Ashley Rollins is just a small-town country girl. Born and raised in Alabama, she has always been a little different.
She loved the great outdoors and seemed to have more guy friends than girl friends. Even as a child, she played football and was a self-proclaimed tomboy.
Now, as a God-fearing wife and mother of two, Rollins says not much has changed. In fact, she's working in a "man's world" as a taxidermist and makes no bones about it.
"Even some of my guy friends thinks it's gross but it's not and I really love it," Rollins said.
Just two years ago, Rollins opened Meadows Taxidermy in Randolph County. She had to go to a weeklong school in Pensacola to get started, but she said the love for what she does started way back in those younger years when her mom used to take her hunting as a small child.
"If we ever shot stuff, I would always try to do little skull mounts," Rollins remembered. "I always liked the idea but I never thought I would end up doing it. Then one day someone asked me if I did taxidermy because I did the skulls and being at home with the kids, I was able to dive into it. I love it."
Rollins takes her time crafting detailed and unique plaques and habitats for her mounts. She has even competed in competitions and plans to do more.
"Some people tell me what they want and some people tell me to do whatever I want to do," she said. "So, it's whatever they want. I have some favorite ones that I've done. I like doing the life-sized predators like a bobcat and I've done a coyote and a fox."
The motto for her business is "Give God the Glory." It's part of her logo and is on most of the photos she shares online.

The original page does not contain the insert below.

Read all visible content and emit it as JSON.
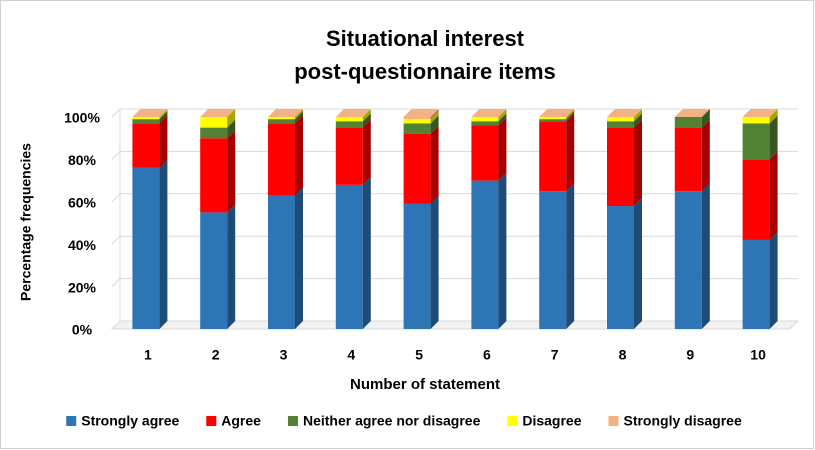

"I just feel like we should give God the glory for everything that we are able to do and we do," Rollins told 1819 News. "I try to be thankful for everything and not take things for granted."
And thankful she is. Thankful for God's creations and her ability to give others memories to last a lifetime.
"I have a big heart for animals and I know it sounds weird but I like recreating that memory from their trophy," Rollins added. "I don't know why I enjoy it so much, I just do. And I haven't had any complaints. They seem pretty happy."
As a woman, Rollins said she has gotten a lot of support from the hunting community.
"I think for girls to do this there is more detail and I'm a perfectionist," she said. "Like, I have things that drive me crazy but people are like, 'it'll be fine."
As for younger generations, Rollins said she hopes to inspire other women to follow their dreams, no matter what.
"Do what makes you happy," Rollins added. "If it's what you want to do, go for it. I mean, I used to play football when I was little. I was a tomboy and now I'm doing what I love."